Details of a vulnerability or report are structured in a few auxiliary data classes that are used in one or both base classes.
Below we describe the main auxiliary classes and their usage. For an exhaustive list, refer to our API documentation or the respective JSON schema.
description
High-level description of a vulnerability or report. This is relevant for both report and vulnerability.
problemtype
Information on the problem a report or vulnerability is concerned with. This has three components:
classof: class of a report or vuln, can take values AIID Incident, ATLAS Case Study, CVE Entry, LLM Evaluation, or Undefined.
type: whether a report is an Issue, Advisory, Measurement, or Detection.
description: details of the problem that has occurred.
affects
Information about the AI artifact(s) that have been affected.
developer: information about the developer of the affected artifact(s)
deployer: information about the deployer of the affected artifact(s)

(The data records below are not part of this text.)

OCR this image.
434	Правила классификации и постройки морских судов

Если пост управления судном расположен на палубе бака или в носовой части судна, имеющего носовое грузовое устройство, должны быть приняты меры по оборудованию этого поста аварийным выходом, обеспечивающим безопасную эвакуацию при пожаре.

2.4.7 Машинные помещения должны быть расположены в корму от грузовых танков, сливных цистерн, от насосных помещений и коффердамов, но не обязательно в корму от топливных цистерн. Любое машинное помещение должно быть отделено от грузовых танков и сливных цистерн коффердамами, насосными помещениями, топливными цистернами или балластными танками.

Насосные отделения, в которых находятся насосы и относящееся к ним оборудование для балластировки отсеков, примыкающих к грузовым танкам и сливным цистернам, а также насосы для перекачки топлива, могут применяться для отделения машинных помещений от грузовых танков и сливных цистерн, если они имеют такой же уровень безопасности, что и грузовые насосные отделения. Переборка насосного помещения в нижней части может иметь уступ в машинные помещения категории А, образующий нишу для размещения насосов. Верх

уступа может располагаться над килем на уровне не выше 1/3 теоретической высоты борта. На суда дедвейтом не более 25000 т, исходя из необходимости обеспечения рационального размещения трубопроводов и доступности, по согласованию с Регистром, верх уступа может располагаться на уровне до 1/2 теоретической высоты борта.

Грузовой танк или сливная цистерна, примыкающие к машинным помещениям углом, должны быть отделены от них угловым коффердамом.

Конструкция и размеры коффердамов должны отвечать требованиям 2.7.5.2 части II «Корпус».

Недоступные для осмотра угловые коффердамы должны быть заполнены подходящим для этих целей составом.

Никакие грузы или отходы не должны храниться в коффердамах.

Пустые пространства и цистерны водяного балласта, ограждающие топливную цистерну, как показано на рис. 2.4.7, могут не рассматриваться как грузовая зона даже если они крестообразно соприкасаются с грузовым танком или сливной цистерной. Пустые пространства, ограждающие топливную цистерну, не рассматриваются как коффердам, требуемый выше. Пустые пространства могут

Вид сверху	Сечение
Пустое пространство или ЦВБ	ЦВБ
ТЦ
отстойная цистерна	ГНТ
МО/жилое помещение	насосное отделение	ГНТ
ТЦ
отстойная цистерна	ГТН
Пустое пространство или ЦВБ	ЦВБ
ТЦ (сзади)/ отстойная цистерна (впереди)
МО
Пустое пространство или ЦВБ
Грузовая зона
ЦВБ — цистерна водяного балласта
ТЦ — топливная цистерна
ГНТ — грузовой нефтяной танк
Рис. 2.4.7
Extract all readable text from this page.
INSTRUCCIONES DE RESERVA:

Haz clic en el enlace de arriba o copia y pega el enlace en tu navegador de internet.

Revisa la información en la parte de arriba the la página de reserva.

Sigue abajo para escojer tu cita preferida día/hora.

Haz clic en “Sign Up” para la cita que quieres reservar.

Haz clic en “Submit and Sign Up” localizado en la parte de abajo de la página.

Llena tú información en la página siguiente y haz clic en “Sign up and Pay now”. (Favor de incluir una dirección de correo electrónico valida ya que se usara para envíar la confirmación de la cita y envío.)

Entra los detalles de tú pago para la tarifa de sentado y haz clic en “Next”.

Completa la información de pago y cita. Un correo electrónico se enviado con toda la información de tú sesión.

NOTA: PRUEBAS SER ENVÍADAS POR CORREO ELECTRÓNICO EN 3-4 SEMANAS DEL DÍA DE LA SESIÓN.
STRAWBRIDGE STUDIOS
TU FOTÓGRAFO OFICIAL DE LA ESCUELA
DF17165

artifacts: list of name and type (dataset, model, or system) of artifacts affected.
metrics
This class is only relevant in reports. It is strucured as a list of objects that store quantitative evaluation results for a specific metric.
Each such object has the following components.
The name of the metric being measured
The detection_method if any to determine if the metric value is risky enough, and its type (static_threshold or statistical_test)
references
This class contains a list of references about a vulnerability or report, that contain relevant information about the problem. A reference can be the link to an article, code in an online repository, an uploaded screenshot, or freeform text giving additional details.
impact
This class stores impact information, such as different taxonomy mappings, harm and severity scores.
Currently it contains a single field avid, which encodes the AVID taxonomy mappings of the vulnerability or report.
credit
This class stores information about person(s) or entity(s) that can be credited with finding out a report or vulnerability.